Two safeguards are built into the flow:

  1. Preview before commit. After upload + validation, PriceMux shows a summary — X to create, Y to update, Z to delete, W unchanged — and the first 50 changes. Nothing is written until you click Commit import.
  2. Deletion confirmation. If the import would delete any rules, a checkbox appears: “I understand this will delete N rule(s) not in the file.” You can’t click Commit until you check it.

To upload: click Import CSV on the dashboard, pick your file, click Upload and validate, review the preview, check the deletion confirmation if it appears, and click Commit import.

When validation fails

PriceMux validates the entire file before writing anything. If even one row has a problem — bad column value, missing required field, unknown weight unit, broken external_id, over-cap totals — the whole import is refused and zero rules change.

You’ll see a critical banner (“Import refused — file has validation errors”) followed by a list of the first errors found and a Download error report (.csv) link. The error report has four columns:

ColumnWhat it tells you
row_number1-based row in your source file (row 1 is the header).
external_idThe row’s external_id, if any.
error_fieldWhich column triggered the error (blank if the error is row-wide).
error_messageWhat’s wrong, in plain English.

Fix the rows the error report points at, save, and re-upload.
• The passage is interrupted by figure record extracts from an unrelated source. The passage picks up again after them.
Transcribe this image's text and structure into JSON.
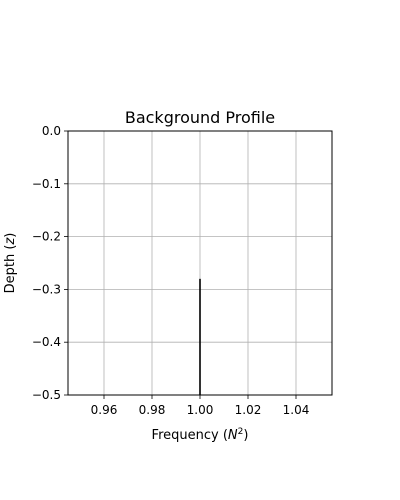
{
  "chart_data": {
    "type": "line",
    "title": "Background Profile",
    "xlabel_prefix": "Frequency (",
    "xlabel_var": "N",
    "xlabel_sup": "2",
    "xlabel_suffix": ")",
    "ylabel_prefix": "Depth (",
    "ylabel_var": "z",
    "ylabel_suffix": ")",
    "xlim": [
      0.945,
      1.055
    ],
    "ylim": [
      -0.5,
      0.0
    ],
    "x_ticks": [
      0.96,
      0.98,
      1.0,
      1.02,
      1.04
    ],
    "x_tick_labels": [
      "0.96",
      "0.98",
      "1.00",
      "1.02",
      "1.04"
    ],
    "y_ticks": [
      0.0,
      -0.1,
      -0.2,
      -0.3,
      -0.4,
      -0.5
    ],
    "y_tick_labels": [
      "0.0",
      "−0.1",
      "−0.2",
      "−0.3",
      "−0.4",
      "−0.5"
    ],
    "grid": true,
    "series": [
      {
        "x": [
          1.0,
          1.0
        ],
        "y": [
          -0.5,
          -0.28
        ],
        "color": "#000000"
      }
    ]
  }
}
The cycle is: fix → upload → either error report or success.

Limits

LimitValue
Maximum file size20 MB
Maximum rows100,000 (per file, including the header row)
Maximum uploads per shop5 per hour
Maximum parallel uploads per shop1 (a second upload while one’s in flight returns an error)
Maximum active rules (Pro)100
Maximum total rules (Pro)200

The 5-per-hour cap counts every upload submission — including ones that fail validation — so an automated script firing malformed files can’t bypass it. If you hit the cap, the upload form returns a “try again in N seconds” hint.

Common questions

Q: I exported, made no changes, and re-uploaded. What happens?
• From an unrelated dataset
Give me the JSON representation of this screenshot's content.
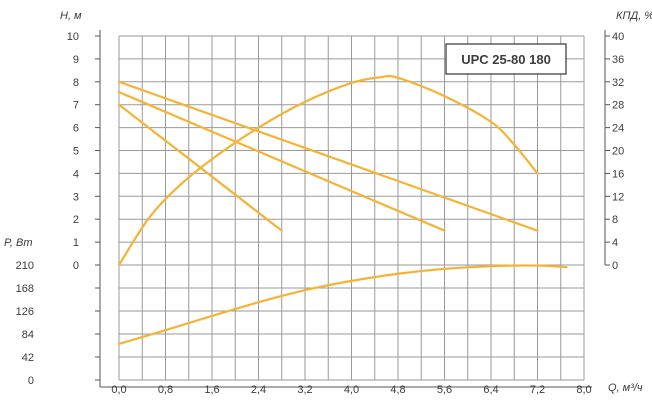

Every row is detected as unchanged and the import commits as a zero-op (“0 to create, 0 to update, 0 to delete, N unchanged”). No audit log spam, no DB writes. This is the round-trip-clean property — safe to verify your tooling against.

Q: Can I import just a few new rules without exporting first?
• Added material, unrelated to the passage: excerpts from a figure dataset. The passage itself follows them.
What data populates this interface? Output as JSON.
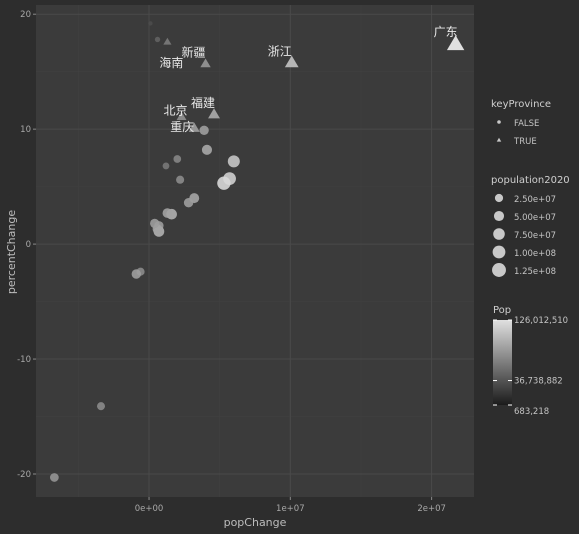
{
  "chart_data": {
    "type": "scatter",
    "xlabel": "popChange",
    "ylabel": "percentChange",
    "xlim": [
      -8000000,
      23000000
    ],
    "ylim": [
      -22,
      20.8
    ],
    "x_ticks": [
      0,
      10000000,
      20000000
    ],
    "x_tick_labels": [
      "0e+00",
      "1e+07",
      "2e+07"
    ],
    "y_ticks": [
      -20,
      -10,
      0,
      10,
      20
    ],
    "y_tick_labels": [
      "-20",
      "-10",
      "0",
      "10",
      "20"
    ],
    "grid": true,
    "points": [
      {
        "x": 21700000,
        "y": 17.4,
        "pop": 126012510,
        "key": true,
        "label": "广东"
      },
      {
        "x": 10100000,
        "y": 15.8,
        "pop": 64567588,
        "key": true,
        "label": "浙江"
      },
      {
        "x": 4000000,
        "y": 15.7,
        "pop": 25852345,
        "key": true,
        "label": "新疆"
      },
      {
        "x": 1300000,
        "y": 17.6,
        "pop": 10081232,
        "key": true,
        "label": "海南"
      },
      {
        "x": 4600000,
        "y": 11.3,
        "pop": 41540086,
        "key": true,
        "label": "福建"
      },
      {
        "x": 2300000,
        "y": 11.1,
        "pop": 21893095,
        "key": true,
        "label": "北京"
      },
      {
        "x": 3200000,
        "y": 10.1,
        "pop": 32054159,
        "key": true,
        "label": "重庆"
      },
      {
        "x": 600000,
        "y": 17.8,
        "pop": 3648100,
        "key": false
      },
      {
        "x": 100000,
        "y": 19.2,
        "pop": 683218,
        "key": false
      },
      {
        "x": 3900000,
        "y": 9.9,
        "pop": 39000000,
        "key": false
      },
      {
        "x": 4100000,
        "y": 8.2,
        "pop": 50000000,
        "key": false
      },
      {
        "x": 1200000,
        "y": 6.8,
        "pop": 12000000,
        "key": false
      },
      {
        "x": 2000000,
        "y": 7.4,
        "pop": 20000000,
        "key": false
      },
      {
        "x": 6000000,
        "y": 7.2,
        "pop": 84000000,
        "key": false
      },
      {
        "x": 2200000,
        "y": 5.6,
        "pop": 24000000,
        "key": false
      },
      {
        "x": 5700000,
        "y": 5.7,
        "pop": 99000000,
        "key": false
      },
      {
        "x": 5300000,
        "y": 5.3,
        "pop": 113000000,
        "key": false
      },
      {
        "x": 3200000,
        "y": 4.0,
        "pop": 47000000,
        "key": false
      },
      {
        "x": 2800000,
        "y": 3.6,
        "pop": 40000000,
        "key": false
      },
      {
        "x": 1600000,
        "y": 2.6,
        "pop": 58000000,
        "key": false
      },
      {
        "x": 1300000,
        "y": 2.7,
        "pop": 44000000,
        "key": false
      },
      {
        "x": 700000,
        "y": 1.6,
        "pop": 38000000,
        "key": false
      },
      {
        "x": 700000,
        "y": 1.1,
        "pop": 59000000,
        "key": false
      },
      {
        "x": 600000,
        "y": 1.3,
        "pop": 45000000,
        "key": false
      },
      {
        "x": 400000,
        "y": 1.8,
        "pop": 38000000,
        "key": false
      },
      {
        "x": -600000,
        "y": -2.4,
        "pop": 24000000,
        "key": false
      },
      {
        "x": -900000,
        "y": -2.6,
        "pop": 40000000,
        "key": false
      },
      {
        "x": -3400000,
        "y": -14.1,
        "pop": 23000000,
        "key": false
      },
      {
        "x": -6700000,
        "y": -20.3,
        "pop": 31000000,
        "key": false
      }
    ],
    "legend": {
      "placement": "right",
      "shape": {
        "title": "keyProvince",
        "entries": [
          "FALSE",
          "TRUE"
        ]
      },
      "size": {
        "title": "population2020",
        "entries": [
          "2.50e+07",
          "5.00e+07",
          "7.50e+07",
          "1.00e+08",
          "1.25e+08"
        ],
        "values": [
          25000000,
          50000000,
          75000000,
          100000000,
          125000000
        ]
      },
      "color": {
        "title": "Pop",
        "labels": [
          "126,012,510",
          "36,738,882",
          "683,218"
        ],
        "values": [
          126012510,
          36738882,
          683218
        ],
        "low": "#1b1b1b",
        "high": "#e0e0e0"
      }
    }
  },
  "colors": {
    "background": "#2d2d2d",
    "panel": "#3b3b3b",
    "grid_major": "#4a4a4a",
    "grid_minor": "#414141"
  }
}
You can, but you have to be careful. Because import is replace-mode, uploading a file with only your new rows will delete every rule that isn’t in the file. The safe pattern is always export first, edit, re-upload. The deletion-confirmation checkbox is there to catch this mistake.

Q: I changed a rule’s external_id. Now what?

PriceMux treats the renamed row as a brand-new rule (it can’t find a match for the new external_id) and creates it. The original rule — which is no longer referenced anywhere in the file — gets deleted. End result: same content, but with a fresh database ID and a broken-looking audit log trail (the old rule’s history stops; the new rule’s history starts). Avoid editing this column unless you know that’s what you want.

Q: Can I import rules that reference products or collections that don’t exist on my shop?

The import won’t fail on a foreign or stale Shopify GID at upload time (PriceMux doesn’t cross-check every ID against Shopify on every import, which would be slow for large catalogs). But a rule scoped to a product that doesn’t exist on your shop will never match any variant and will appear to do nothing. If a product or collection is later deleted in Shopify, PriceMux drops the dangling reference automatically and writes an audit log entry.

Q: What if the rules in the file exceed the plan caps?

PriceMux calculates the post-import active and total rule counts before committing. If either would exceed the Pro caps (250 active, 500 total), the import is refused with a row-zero error pointing at the cap. Trim rules from the file or deactivate some and try again.

Q: Is the import atomic? What if PriceMux crashes mid-commit?

The commit runs inside a single database transaction. If anything fails partway, the whole transaction rolls back and your rules stay exactly as they were before the upload. You’ll see an error banner and can re-upload the file once whatever caused the problem is resolved.